The new control scheme works pretty well once you spend some time with it, but to look left or right without shooting, you have to activate a “safety” button on the bottom of the screen. This is not a good option when you’re frantically running while trying to conserve your special ammo like rockets or spread guns. A mechanic where you could drag anywhere on the screen to look around, like in the shooters NOVA and Brothers in Arms 2, would have made more sense to us.

Speaking of weapons, we were disappointed that they’re so bland in this prequel. The first Battle Bears featured a strikingly unique arsenal, which included a unicorn horn crossbow and Huggable-powered flamethrower. Here, you’ll find some new powerups that match the action, like a portable shield, orbiting drone, and screen-clearing nuke, but there’s nothing that defines Battle Bears like the first game did.

Boss’s face obscured to protect its identity.
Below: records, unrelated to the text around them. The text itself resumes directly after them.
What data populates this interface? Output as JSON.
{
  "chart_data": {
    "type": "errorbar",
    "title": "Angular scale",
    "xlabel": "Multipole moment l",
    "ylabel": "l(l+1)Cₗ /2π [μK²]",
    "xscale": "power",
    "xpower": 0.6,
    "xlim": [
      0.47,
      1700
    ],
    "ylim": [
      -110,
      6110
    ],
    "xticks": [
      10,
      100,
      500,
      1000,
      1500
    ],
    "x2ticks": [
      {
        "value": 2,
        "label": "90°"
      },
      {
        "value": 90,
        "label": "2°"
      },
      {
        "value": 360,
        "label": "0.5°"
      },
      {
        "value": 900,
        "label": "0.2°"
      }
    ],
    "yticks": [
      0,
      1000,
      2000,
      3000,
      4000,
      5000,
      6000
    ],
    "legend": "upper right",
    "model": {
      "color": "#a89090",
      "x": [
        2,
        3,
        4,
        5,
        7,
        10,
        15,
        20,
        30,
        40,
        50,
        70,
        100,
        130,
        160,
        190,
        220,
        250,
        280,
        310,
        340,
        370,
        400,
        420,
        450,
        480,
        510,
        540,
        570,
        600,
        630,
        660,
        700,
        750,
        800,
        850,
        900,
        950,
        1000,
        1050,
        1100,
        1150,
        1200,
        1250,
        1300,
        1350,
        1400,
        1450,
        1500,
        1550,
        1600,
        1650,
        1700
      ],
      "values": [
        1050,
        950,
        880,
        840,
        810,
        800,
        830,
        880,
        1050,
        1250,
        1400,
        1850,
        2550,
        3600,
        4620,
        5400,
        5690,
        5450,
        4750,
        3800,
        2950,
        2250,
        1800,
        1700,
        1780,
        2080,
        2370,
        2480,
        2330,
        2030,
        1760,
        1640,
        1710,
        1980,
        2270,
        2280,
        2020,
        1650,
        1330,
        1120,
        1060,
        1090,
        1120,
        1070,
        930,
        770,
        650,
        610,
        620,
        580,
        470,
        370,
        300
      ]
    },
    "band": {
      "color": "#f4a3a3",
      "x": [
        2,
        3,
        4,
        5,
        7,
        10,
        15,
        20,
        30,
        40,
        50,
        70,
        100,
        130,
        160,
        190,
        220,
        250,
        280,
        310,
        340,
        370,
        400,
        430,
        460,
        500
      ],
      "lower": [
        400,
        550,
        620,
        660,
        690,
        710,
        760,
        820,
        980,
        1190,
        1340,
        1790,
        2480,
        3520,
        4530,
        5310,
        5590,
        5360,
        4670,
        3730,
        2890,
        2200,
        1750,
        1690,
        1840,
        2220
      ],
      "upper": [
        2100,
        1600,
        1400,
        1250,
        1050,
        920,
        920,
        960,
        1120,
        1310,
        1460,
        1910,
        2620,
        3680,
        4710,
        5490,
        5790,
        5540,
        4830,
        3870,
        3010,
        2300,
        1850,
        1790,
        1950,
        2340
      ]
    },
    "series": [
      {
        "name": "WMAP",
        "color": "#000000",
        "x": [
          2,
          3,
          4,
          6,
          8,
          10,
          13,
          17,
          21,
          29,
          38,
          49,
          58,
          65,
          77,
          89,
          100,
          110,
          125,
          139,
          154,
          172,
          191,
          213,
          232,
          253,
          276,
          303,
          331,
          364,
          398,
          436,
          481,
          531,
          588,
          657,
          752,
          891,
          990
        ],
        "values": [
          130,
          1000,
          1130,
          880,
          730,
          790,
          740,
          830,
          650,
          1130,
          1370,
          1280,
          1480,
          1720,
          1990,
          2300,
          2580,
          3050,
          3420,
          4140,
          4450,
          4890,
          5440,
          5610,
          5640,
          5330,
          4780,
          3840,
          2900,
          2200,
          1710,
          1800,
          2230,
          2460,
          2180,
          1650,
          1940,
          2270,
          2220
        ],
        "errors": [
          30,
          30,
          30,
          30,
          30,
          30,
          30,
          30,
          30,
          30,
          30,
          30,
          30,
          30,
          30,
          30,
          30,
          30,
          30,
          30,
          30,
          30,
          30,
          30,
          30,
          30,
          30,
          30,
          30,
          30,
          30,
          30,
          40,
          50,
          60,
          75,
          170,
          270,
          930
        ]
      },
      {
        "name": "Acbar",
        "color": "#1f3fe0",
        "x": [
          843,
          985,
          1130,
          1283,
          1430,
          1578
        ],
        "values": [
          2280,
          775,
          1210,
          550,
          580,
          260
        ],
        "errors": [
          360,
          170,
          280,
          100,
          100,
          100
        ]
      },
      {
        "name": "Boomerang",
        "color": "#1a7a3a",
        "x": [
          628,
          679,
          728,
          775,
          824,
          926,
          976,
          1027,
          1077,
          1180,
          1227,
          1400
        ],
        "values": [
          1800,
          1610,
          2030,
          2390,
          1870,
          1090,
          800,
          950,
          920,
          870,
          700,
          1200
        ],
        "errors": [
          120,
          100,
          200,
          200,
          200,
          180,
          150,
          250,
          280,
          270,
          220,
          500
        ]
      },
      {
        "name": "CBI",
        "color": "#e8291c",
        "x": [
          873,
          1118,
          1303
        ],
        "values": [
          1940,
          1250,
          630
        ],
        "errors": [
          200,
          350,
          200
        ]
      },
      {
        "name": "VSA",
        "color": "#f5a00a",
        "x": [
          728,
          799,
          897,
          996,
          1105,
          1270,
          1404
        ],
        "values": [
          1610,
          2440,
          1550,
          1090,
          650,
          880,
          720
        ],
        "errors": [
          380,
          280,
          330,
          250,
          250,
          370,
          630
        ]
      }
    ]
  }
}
Also, Oliver’s entire mission is composed of one series of rooms, which all look nearly identical. You can choose your path, a nice touch reminiscent of the arcade classic Smash TV (Survival mode even jokingly references that game’s goofy prizes, like a jet ski). But after one big boss battle and a final cinematic, the game is over.

You can pay an additional $.99 for another mission of equal length starring Oliver’s buffed-out buddy Riggs, and it might be worth the dollar just for the boss battle against a giant, squid-like mutant. But Riggs has his own issues– he’s too tall to aim at squat, nearby Huggables, and unlocking his mission offers no new powerups or enemies except the boss.

Battle Bears -1 is an interesting direction for the series to take. We are happy with the fast-paced action, and the game is technically impressive, sporting dozens of enemies onscreen without a hitch. But it seems to have lost some of the creativity of the first game, coasting on classic videogame and movie tropes instead of defining its own. Chronologically, it’s two steps backwards, but it’s also one small step backwards in terms of creativity.